Basic English sentence patterns that you can’t help knowing

Sentence types

There are four sentence patterns in English: declarative, imperative, interrogative and exclamatory.

Declarative: Tom will be at the meeting tomorrow.

Imperative: Turn to page 232 of your science textbook.

Interrogative: Where do you live? Interjection: Great!


A declarative statement “declares” or states a fact, arrangement, or opinion. Declarative sentences can be positive or negative. The declarative sentence ends with a period

I’ll pick you up at the train station. The sun rises in the east. / He doesn’t get up early.


The imperative sentence indicates (and sometimes requests). The imperative sentence has no subject because you are the implied subject. Imperative sentence with period (.) Or an exclamation point (!) The end.

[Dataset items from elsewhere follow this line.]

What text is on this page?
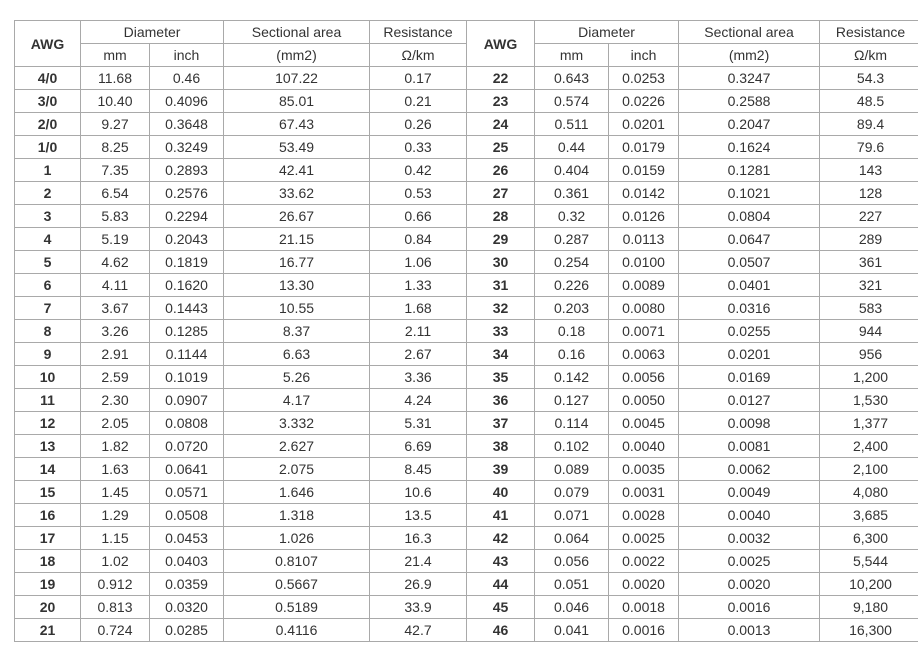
AWG	Diameter		Sectional area	Resistance	AWG	Diameter		Sectional area	Resistance
	mm	inch	(mm2)	Ω/km		mm	inch	(mm2)	Ω/km
4/0	11.68	0.46	107.22	0.17	22	0.643	0.0253	0.3247	54.3
3/0	10.40	0.4096	85.01	0.21	23	0.574	0.0226	0.2588	48.5
2/0	9.27	0.3648	67.43	0.26	24	0.511	0.0201	0.2047	89.4
1/0	8.25	0.3249	53.49	0.33	25	0.44	0.0179	0.1624	79.6
1	7.35	0.2893	42.41	0.42	26	0.404	0.0159	0.1281	143
2	6.54	0.2576	33.62	0.53	27	0.361	0.0142	0.1021	128
3	5.83	0.2294	26.67	0.66	28	0.32	0.0126	0.0804	227
4	5.19	0.2043	21.15	0.84	29	0.287	0.0113	0.0647	289
5	4.62	0.1819	16.77	1.06	30	0.254	0.0100	0.0507	361
6	4.11	0.1620	13.30	1.33	31	0.226	0.0089	0.0401	321
7	3.67	0.1443	10.55	1.68	32	0.203	0.0080	0.0316	583
8	3.26	0.1285	8.37	2.11	33	0.18	0.0071	0.0255	944
9	2.91	0.1144	6.63	2.67	34	0.16	0.0063	0.0201	956
10	2.59	0.1019	5.26	3.36	35	0.142	0.0056	0.0169	1,200
11	2.30	0.0907	4.17	4.24	36	0.127	0.0050	0.0127	1,530
12	2.05	0.0808	3.332	5.31	37	0.114	0.0045	0.0098	1,377
13	1.82	0.0720	2.627	6.69	38	0.102	0.0040	0.0081	2,400
14	1.63	0.0641	2.075	8.45	39	0.089	0.0035	0.0062	2,100
15	1.45	0.0571	1.646	10.6	40	0.079	0.0031	0.0049	4,080
16	1.29	0.0508	1.318	13.5	41	0.071	0.0028	0.0040	3,685
17	1.15	0.0453	1.026	16.3	42	0.064	0.0025	0.0032	6,300
18	1.02	0.0403	0.8107	21.4	43	0.056	0.0022	0.0025	5,544
19	0.912	0.0359	0.5667	26.9	44	0.051	0.0020	0.0020	10,200
20	0.813	0.0320	0.5189	33.9	45	0.046	0.0018	0.0016	9,180
21	0.724	0.0285	0.4116	42.7	46	0.041	0.0016	0.0013	16,300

Open the door. / Finish your homework/clean up that mess.


Questions ask questions. In the interrogative form, the helping verb precedes the subject, which is followed by the main verb (e.g., Are you coming…. ?). Questions end with question marks (?) The end.

How long have you lived in France? / What time does the bus leave? / Do you like listening to classical music?


Use exclamation marks (!) for interjections. Emphasize the statement (declarative or imperative).

Hurry up! / That sounds great! / I can’t believe you said that!

Sentence Structures

English writing begins with a sentence. The sentences are then combined into paragraphs. Finally, paragraphs are used to write longer structures, such as essays, business reports, etc. The first sentence structure is the most common:

Simple Sentences

Simple sentences do not contain conjunctions (e.g., and, but, or, etc.).

Rose soon finished his dinner. Jackson and Sue visited the museum last Saturday. / Are you coming to the party?

Compound Sentences

A compound sentence contains two declarative sentences connected by conjunctions (i.e., and, but, or, etc.). Practice compound sentence writing with this compound sentence writing exercise.

I wanted to come, but it was too late. / The company did so well this year that it gave everyone a bonus. / I went shopping and my wife went to class.

Complex Sentences

A compound sentence contains a dependent clause and at least one independent clause. These two clauses are connected by a subordinate (for example, which, who, although, despite, if, since, etc.).

My son was late for class and arrived as soon as the bell rang. / The woman who bought our house/It was hard, but the class passed the exam with flying colors.

Compound/Complex Sentences

Compound sentences/compound sentences contain at least one clause and more than one independent clause. Clauses are connected by conjunctions (e.g., but, so, and, etc.) and subordinates (e.g., who, because, although, etc.).

Jerry visited briefly last month, won the lottery and took a short vacation. / Tom forgot his friend’s birthday, so when he finally remembered, he sent him a card. The report prepared by Jim was submitted to the board of directors, but it was rejected because it was too complicated.